The emphasis on entrepreneurs is particularly important because supply-side constraints matter more than demand constraints for the delivery of digital services and physical goods over online platforms. This is so because the demand for digital services and online purchases is derived demand. We don’t use digital services and online shopping for their own sake. There are substitutes available. If download speeds are too slow, then we will not read newspapers online and purchase a hard copy. If delivering goods from an online store takes too long and it is too expensive, then we drive to a store. If internet banking solutions are too complicated, then we will walk to a bank or call them up. In other words, the use of digital services depends on how they are delivered over online platforms. There is asymmetry between supply and demand. For some this constant disequilibrium between demand and supply may imply „market failure“ but this is how these markets work. It is naive to assume that imposing a masterplan in top-down fashion will make these markets somehow perfect.
Hence, we need to think how to unleash entrepreneurial discovery and how can innovative products and services be provided. The rules of the game governing the markets should not constrain but enable the process of entrepreneurial discovery to take place. The importance of entrepreneurial discovery was already recognized by Joseph Schumpeter in 1942 when he wrote about creative destruction and the role of entrepreneurs in breaking the routines in „Capitalism, Socialism and Democracy“.
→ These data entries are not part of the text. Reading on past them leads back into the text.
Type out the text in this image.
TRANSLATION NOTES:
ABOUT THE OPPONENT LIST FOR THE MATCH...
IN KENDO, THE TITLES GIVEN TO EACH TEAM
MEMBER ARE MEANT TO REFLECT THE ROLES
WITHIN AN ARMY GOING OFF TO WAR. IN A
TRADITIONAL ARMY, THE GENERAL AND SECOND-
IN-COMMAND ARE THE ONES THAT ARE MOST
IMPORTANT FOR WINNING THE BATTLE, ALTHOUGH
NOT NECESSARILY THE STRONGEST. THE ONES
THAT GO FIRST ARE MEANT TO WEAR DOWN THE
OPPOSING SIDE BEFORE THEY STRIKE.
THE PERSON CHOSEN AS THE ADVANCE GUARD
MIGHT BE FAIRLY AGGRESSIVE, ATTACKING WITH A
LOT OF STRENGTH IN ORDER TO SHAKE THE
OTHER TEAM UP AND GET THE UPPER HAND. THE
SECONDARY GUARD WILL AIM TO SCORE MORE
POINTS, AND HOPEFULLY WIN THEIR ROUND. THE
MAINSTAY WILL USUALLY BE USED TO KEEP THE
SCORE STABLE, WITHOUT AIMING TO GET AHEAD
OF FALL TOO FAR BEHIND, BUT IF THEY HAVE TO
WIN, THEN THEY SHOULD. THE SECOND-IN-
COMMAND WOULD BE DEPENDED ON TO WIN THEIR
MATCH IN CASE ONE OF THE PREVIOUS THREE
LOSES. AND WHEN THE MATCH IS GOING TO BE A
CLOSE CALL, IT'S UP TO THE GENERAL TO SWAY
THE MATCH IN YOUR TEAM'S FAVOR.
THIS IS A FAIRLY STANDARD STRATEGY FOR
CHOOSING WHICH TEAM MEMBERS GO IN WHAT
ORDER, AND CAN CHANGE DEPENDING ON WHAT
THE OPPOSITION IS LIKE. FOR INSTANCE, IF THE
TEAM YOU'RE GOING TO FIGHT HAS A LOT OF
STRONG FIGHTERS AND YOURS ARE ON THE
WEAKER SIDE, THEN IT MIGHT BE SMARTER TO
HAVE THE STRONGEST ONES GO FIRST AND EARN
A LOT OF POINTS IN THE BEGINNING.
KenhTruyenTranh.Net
Entrepreneurs are innovators who bring new services and products to the market. Often consumers do not even think and imagine what products and services are possible. Henry Ford once said that „If I had asked people what they wanted, they would have said faster horses.“ When internet banking was introduced in 1996 in Estonia, it was an innovation by a new entrepreneurial bank. In 2000, Estonia tax authority started to rely on identification methods offerd by internet banking to provide the possibility to submit tax declarations online. It is an example on how entrepreneurial discovery can lead to new digital services provided by both public and private sectors. Already in 2004 35 percent of Estonian internet users used internet banking while the EU average was 16 percent. In 2013, 73 percent of Estonian internet users used internet banking while the EU average was 42 percent. There are EU member states where only 4-5 percent of internet users use internet banking.
Most importantly, internet banking is not only about digital world. It is primarily about breaking routines in the physical world. The same way as cars broke our habit to rely on horses. Imagine if there would have been a regulation stipulating that financial services can only be used when consumers are physically present in bank premises. Or a law saying that only horses can be used for transport.
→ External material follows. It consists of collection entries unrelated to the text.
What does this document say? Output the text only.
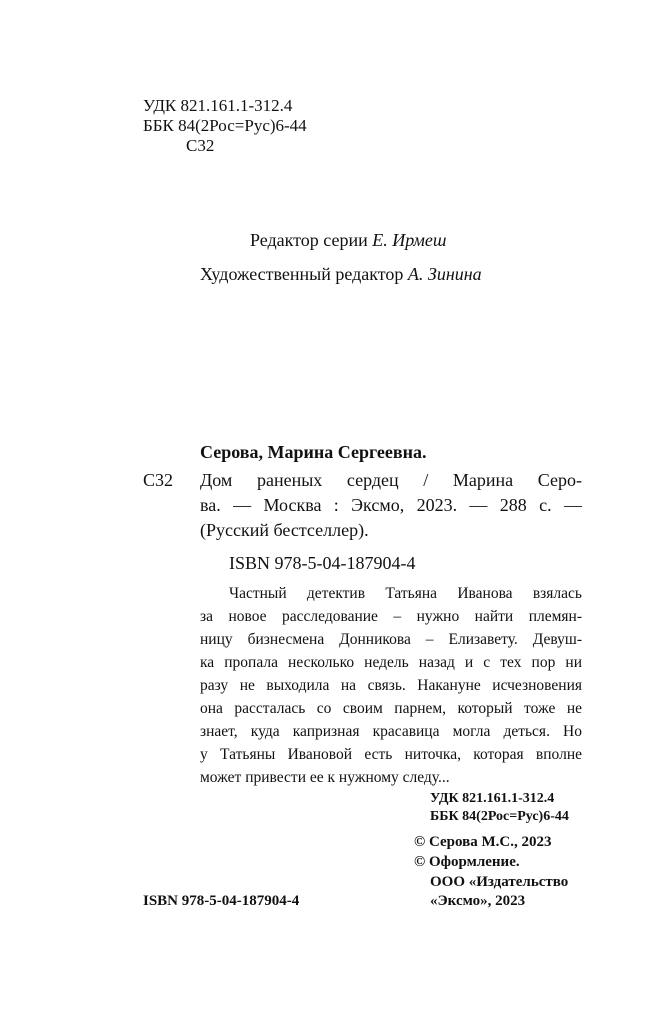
УДК 821.161.1-312.4
ББК 84(2Рос=Рус)6-44
С32
Редактор серии Е. Ирмеш
Художественный редактор А. Зинина
Серова, Марина Сергеевна.
С32 Дом раненых сердец / Марина Серо-
ва. — Москва : Эксмо, 2023. — 288 с. —
(Русский бестселлер).
ISBN 978-5-04-187904-4
Частный детектив Татьяна Иванова взялась
за новое расследование – нужно найти племян-
ницу бизнесмена Донникова – Елизавету. Девуш-
ка пропала несколько недель назад и с тех пор ни
разу не выходила на связь. Накануне исчезновения
она рассталась со своим парнем, который тоже не
знает, куда капризная красавица могла деться. Но
у Татьяны Ивановой есть ниточка, которая вполне
может привести ее к нужному следу...
УДК 821.161.1-312.4
ББК 84(2Рос=Рус)6-44
© Серова М.С., 2023
© Оформление.
ООО «Издательство
«Эксмо», 2023
ISBN 978-5-04-187904-4
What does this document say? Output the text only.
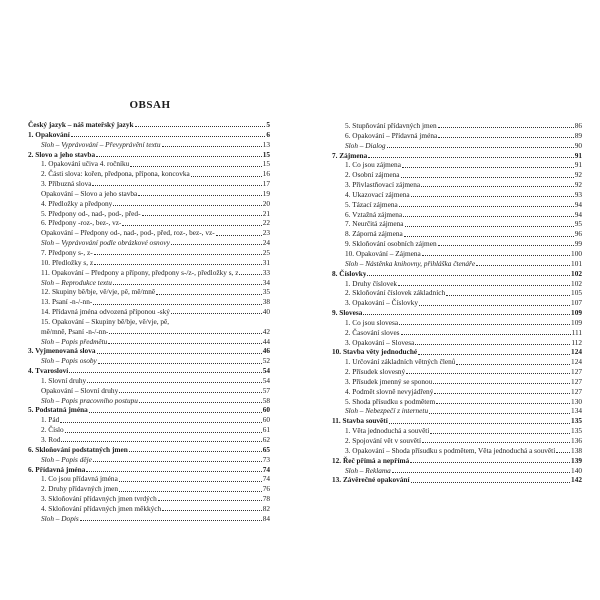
OBSAH
Český jazyk – náš mateřský jazyk	5
1. Opakování	6
Sloh – Vyprávování – Převyprávění textu	13
2. Slovo a jeho stavba	15
1. Opakování učiva 4. ročníku	15
2. Části slova: kořen, předpona, přípona, koncovka	16
3. Příbuzná slova	17
Opakování – Slovo a jeho stavba	19
4. Předložky a předpony	20
5. Předpony od-, nad-, pod-, před-	21
6. Předpony -roz-, bez-, vz-	22
Opakování – Předpony od-, nad-, pod-, před, roz-, bez-, vz-	23
Sloh – Vyprávování podle obrázkové osnovy	24
7. Předpony s-, z-	25
10. Předložky s, z	31
11. Opakování – Předpony a přípony, předpony s-/z-, předložky s, z	33
Sloh – Reprodukce textu	34
12. Skupiny bě/bje, vě/vje, pě, mě/mně	35
13. Psaní -n-/-nn-	38
14. Přídavná jména odvozená příponou -ský	40
15. Opakování – Skupiny bě/bje, vě/vje, pě,
mě/mně, Psaní -n-/-nn-	42
Sloh – Popis předmětu	44
3. Vyjmenovaná slova	46
Sloh – Popis osoby	52
4. Tvarosloví	54
1. Slovní druhy	54
Opakování – Slovní druhy	57
Sloh – Popis pracovního postupu	58
5. Podstatná jména	60
1. Pád	60
2. Číslo	61
3. Rod	62
6. Skloňování podstatných jmen	65
Sloh – Popis děje	73
6. Přídavná jména	74
1. Co jsou přídavná jména	74
2. Druhy přídavných jmen	76
3. Skloňování přídavných jmen tvrdých	78
4. Skloňování přídavných jmen měkkých	82
Sloh – Dopis	84
5. Stupňování přídavných jmen	86
6. Opakování – Přídavná jména	89
Sloh – Dialog	90
7. Zájmena	91
1. Co jsou zájmena	91
2. Osobní zájmena	92
3. Přivlastňovací zájmena	92
4. Ukazovací zájmena	93
5. Tázací zájmena	94
6. Vztažná zájmena	94
7. Neurčitá zájmena	95
8. Záporná zájmena	96
9. Skloňování osobních zájmen	99
10. Opakování – Zájmena	100
Sloh – Nástěnka knihovny, přihláška čtenáře	101
8. Číslovky	102
1. Druhy číslovek	102
2. Skloňování číslovek základních	105
3. Opakování – Číslovky	107
9. Slovesa	109
1. Co jsou slovesa	109
2. Časování sloves	111
3. Opakování – Slovesa	112
10. Stavba věty jednoduché	124
1. Určování základních větných členů	124
2. Přísudek slovesný	127
3. Přísudek jmenný se sponou	127
4. Podmět slovně nevyjádřený	127
5. Shoda přísudku s podmětem	130
Sloh – Nebezpečí z internetu	134
11. Stavba souvětí	135
1. Věta jednoduchá a souvětí	135
2. Spojování vět v souvětí	136
3. Opakování – Shoda přísudku s podmětem, Věta jednoduchá a souvětí 138
12. Řeč přímá a nepřímá	139
Sloh – Reklama	140
13. Závěrečné opakování	142
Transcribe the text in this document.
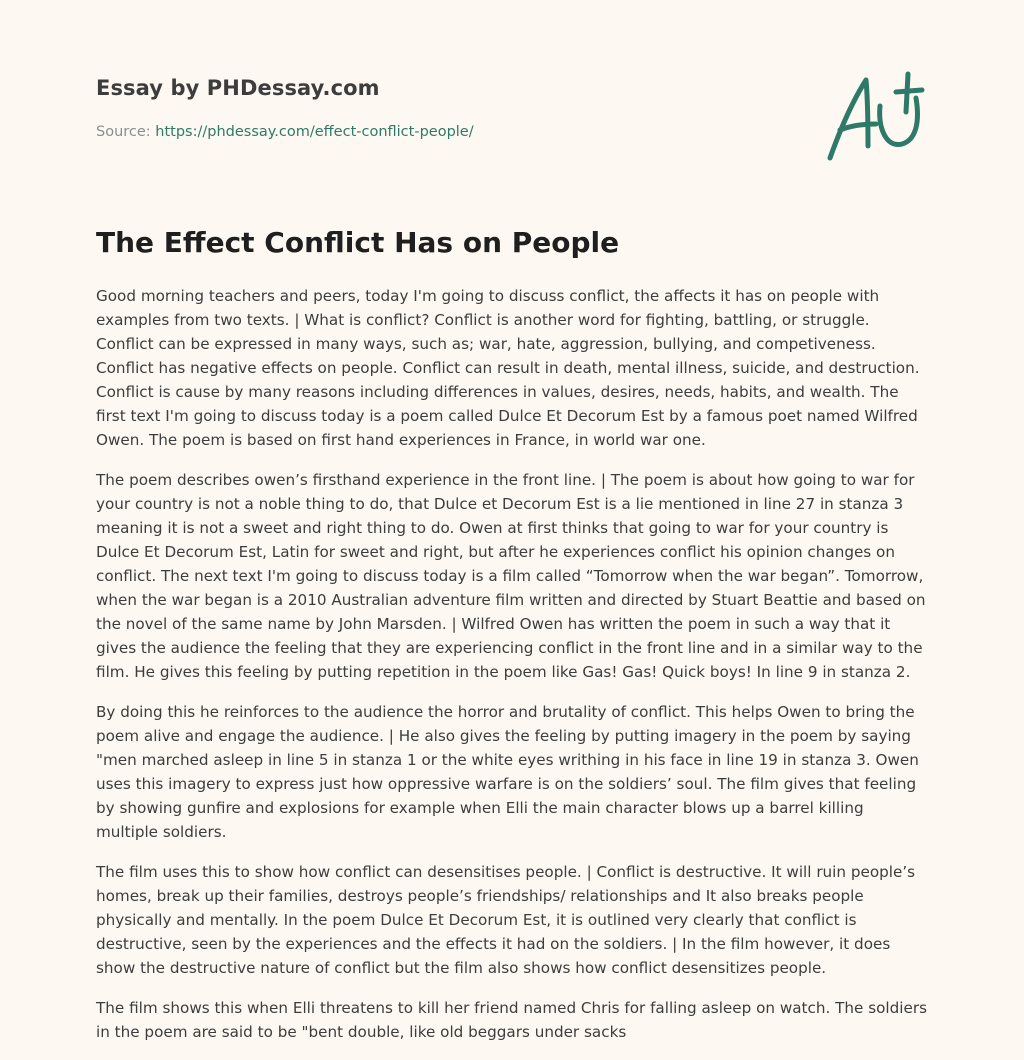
Essay by PHDessay.com
Source: https://phdessay.com/effect-conflict-people/
The Effect Conflict Has on People

Good morning teachers and peers, today I'm going to discuss conflict, the affects it has on people with examples from two texts. | What is conflict? Conflict is another word for fighting, battling, or struggle. Conflict can be expressed in many ways, such as; war, hate, aggression, bullying, and competiveness. Conflict has negative effects on people. Conflict can result in death, mental illness, suicide, and destruction. Conflict is cause by many reasons including differences in values, desires, needs, habits, and wealth. The first text I'm going to discuss today is a poem called Dulce Et Decorum Est by a famous poet named Wilfred Owen. The poem is based on first hand experiences in France, in world war one.

The poem describes owen’s firsthand experience in the front line. | The poem is about how going to war for your country is not a noble thing to do, that Dulce et Decorum Est is a lie mentioned in line 27 in stanza 3 meaning it is not a sweet and right thing to do. Owen at first thinks that going to war for your country is Dulce Et Decorum Est, Latin for sweet and right, but after he experiences conflict his opinion changes on conflict. The next text I'm going to discuss today is a film called “Tomorrow when the war began”. Tomorrow, when the war began is a 2010 Australian adventure film written and directed by Stuart Beattie and based on the novel of the same name by John Marsden. | Wilfred Owen has written the poem in such a way that it gives the audience the feeling that they are experiencing conflict in the front line and in a similar way to the film. He gives this feeling by putting repetition in the poem like Gas! Gas! Quick boys! In line 9 in stanza 2.

By doing this he reinforces to the audience the horror and brutality of conflict. This helps Owen to bring the poem alive and engage the audience. | He also gives the feeling by putting imagery in the poem by saying "men marched asleep in line 5 in stanza 1 or the white eyes writhing in his face in line 19 in stanza 3. Owen uses this imagery to express just how oppressive warfare is on the soldiers’ soul. The film gives that feeling by showing gunfire and explosions for example when Elli the main character blows up a barrel killing multiple soldiers.

The film uses this to show how conflict can desensitises people. | Conflict is destructive. It will ruin people’s homes, break up their families, destroys people’s friendships/ relationships and It also breaks people physically and mentally. In the poem Dulce Et Decorum Est, it is outlined very clearly that conflict is destructive, seen by the experiences and the effects it had on the soldiers. | In the film however, it does show the destructive nature of conflict but the film also shows how conflict desensitizes people.

The film shows this when Elli threatens to kill her friend named Chris for falling asleep on watch. The soldiers in the poem are said to be "bent double, like old beggars under sacks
The complexity of rules governing every aspect of entrepreneurial activities in the EU has to be recognized in the development of digital single market. The barriers and path-dependencies for transforming services and product market are enormous. It is not just about rules governing telecom sector, consumer rights, intellectual property and privacy. For example, the EU digital single market communication has pointed out that high-prices and inefficiency in cross-border parcel delivery is an important barrier for online e-commerce. Flash Eurobarometer survey from 2015 shows that over 50 percent of companies engaged online activities find high delivery costs are most important obstacle for cross-border sales. Over a quarter of consumers finds that high delivery cost and almost quarter of consumers finds that long delivery times are the main obstacle for cross-border online shopping.
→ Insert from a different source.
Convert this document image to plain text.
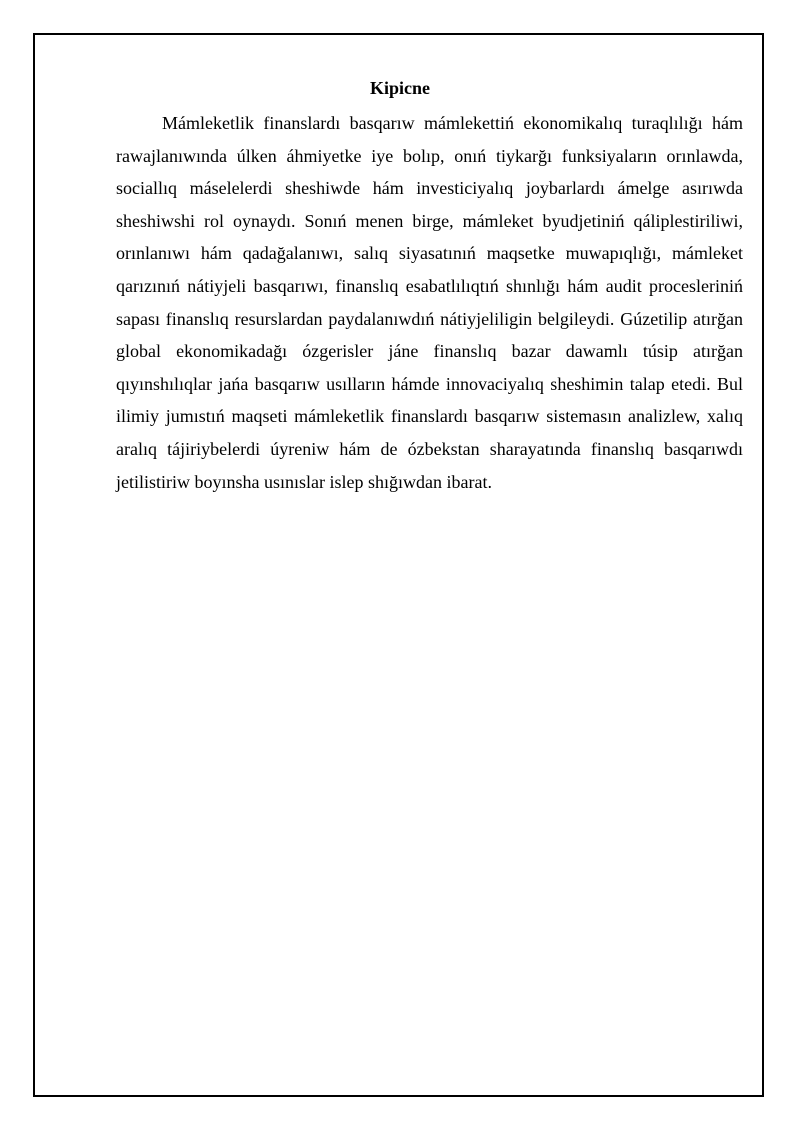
Kipicne

Mámleketlik finanslardı basqarıw mámlekettiń ekonomikalıq turaqlılığı hám rawajlanıwında úlken áhmiyetke iye bolıp, onıń tiykarğı funksiyaların orınlawda, sociallıq máselelerdi sheshiwde hám investiciyalıq joybarlardı ámelge asırıwda sheshiwshi rol oynaydı. Sonıń menen birge, mámleket byudjetiniń qáliplestiriliwi, orınlanıwı hám qadağalanıwı, salıq siyasatınıń maqsetke muwapıqlığı, mámleket qarızınıń nátiyjeli basqarıwı, finanslıq esabatlılıqtıń shınlığı hám audit procesleriniń sapası finanslıq resurslardan paydalanıwdıń nátiyjeliligin belgileydi. Gúzetilip atırğan global ekonomikadağı ózgerisler jáne finanslıq bazar dawamlı túsip atırğan qıyınshılıqlar jańa basqarıw usılların hámde innovaciyalıq sheshimin talap etedi. Bul ilimiy jumıstıń maqseti mámleketlik finanslardı basqarıw sistemasın analizlew, xalıq aralıq tájiriybelerdi úyreniw hám de ózbekstan sharayatında finanslıq basqarıwdı jetilistiriw boyınsha usınıslar islep shığıwdan ibarat.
If we think about rules concerning parcel delivery, then service providers may be subject to EU and national postal, transport and freight regulations depending on their business models. There are different parcel services available depending on location, economies of scale and other factors. For instance, Amazon offers opportunity for small and medium size enterprises to use its logistics networks by using „Fulfilment by Amazon“ service in Europe.
However, most small online businesses with low volumes in cross-border parcel delivery rely on national postal operators. Usually, these government owned businesses were set up and regulated to provide letter mail services. They have to follow universal service obligations. They may also be constrained by number of other rules ranging from work hours to safety. Since these incumbent companies are not a springboard for entrepreneurialism and innovation, it is not surprising that parcel delivery is expensive and inefficient.
It may well be that low cost and more efficient parcel delivery service requires different business model from the delivery of letters. These models can emerge only by trial and error through the process of entrepreneurial discovery. Similarly with the introduction of internet banking and cars, it is about breaking routines in the physical world in order to create what can be called real digital economy. It is about new business and regulatory models – even more importantly, it is about our mental models – in overcoming supply side constraints in the emergence of new online and offline markets. Unfortunately, most European countries are more concerned with preserving existing business models and not eager to facilitate creative destruction.